Rogers spokeswoman Charmaine Khan told the Canadian Press that the closure of the station is “due to low audiences, declining revenue and restrictive regulatory policies for AM radio.”

For almost three years, the CityNews talk radio format had been simulcasting on AM 1310 and FM 101.1. Up until then, the FM signal had been a country music format and it’s now simply reverted back to that same format today.

But after 101 years, AM 1310 is no more.

1310 has been in the news talk game for the past 13 years, first as 1310 News and then City News. It was Ottawa’s first radio station, launched back in 1922, as CKCO. After a sale in 1949, the call letters were switched to CKOY, and they primarily played hit music for the next four decades.

With FM becoming the superior choice for pop music listeners, another sale in 1985 saw the station call letters change to CIWW, as they hitched on to an Oldies format. Through the years it was known as W1310, Sunny 1310 and Oldies 1310. As the theory went, oldies listeners didn’t mind the inferior sound quality of AM radio. That was the sound of their youth – AM was all there was back then – and it just added to the nostalgia.

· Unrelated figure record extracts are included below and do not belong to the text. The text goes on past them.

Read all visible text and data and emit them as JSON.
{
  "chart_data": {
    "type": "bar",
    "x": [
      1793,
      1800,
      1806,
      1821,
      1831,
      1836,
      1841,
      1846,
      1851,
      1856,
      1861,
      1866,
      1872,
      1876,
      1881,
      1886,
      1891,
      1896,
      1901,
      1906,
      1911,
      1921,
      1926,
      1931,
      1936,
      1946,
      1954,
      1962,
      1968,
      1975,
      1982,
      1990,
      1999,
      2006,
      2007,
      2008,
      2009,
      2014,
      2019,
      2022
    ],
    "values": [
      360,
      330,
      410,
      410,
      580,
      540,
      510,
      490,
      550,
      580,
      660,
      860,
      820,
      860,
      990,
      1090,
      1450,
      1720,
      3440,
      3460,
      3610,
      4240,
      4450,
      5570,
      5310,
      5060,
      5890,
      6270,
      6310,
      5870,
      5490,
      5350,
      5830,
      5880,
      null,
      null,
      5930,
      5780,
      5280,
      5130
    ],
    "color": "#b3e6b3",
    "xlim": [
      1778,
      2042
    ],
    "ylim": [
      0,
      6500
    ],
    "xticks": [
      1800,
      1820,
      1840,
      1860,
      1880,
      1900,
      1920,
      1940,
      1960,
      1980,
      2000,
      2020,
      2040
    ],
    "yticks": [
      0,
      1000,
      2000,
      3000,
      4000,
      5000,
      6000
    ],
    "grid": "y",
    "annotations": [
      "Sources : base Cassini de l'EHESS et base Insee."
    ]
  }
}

But as that unique demographic aged out and grew smaller, year by year, the talk format was eventually seen as the only one with a chance to survive on AM radio. And so CIWW went that route in 2010. But Bell Media’s CFRA had already gone that route 17 years earlier, with big guns like Steve Madely and Lowell Green helping to man the ship. So 1310 News began the race miles behind and never caught up.

Today, listeners and advertisers are flocking online, and many auto manufacturers aren’t even bothering to install AM radios in cars. This town is barely big enough for one AM news talk station, let alone two.

Even CFRA’s sister AM talk station, TSN 1200, is feeling the pinch on the sports side, permanently closing down all local programming between 10 am and 4 pm for the first time in their 24 year history.

Today’s news release reads that Rogers’ other radio stations, all on the FM dial – CHEZ 106, COUNTRY 101 and KISS 105.3 – have not been affected by today’s move. But that couldn’t be further from the truth. Employees at those three stations are all in the same building on Thurston Drive. They not only have to say goodbye to co-workers, their grasp on their own dwindling sense of job security feels even looser today.

CityNews will continue operating its Ottawa website and its social channels.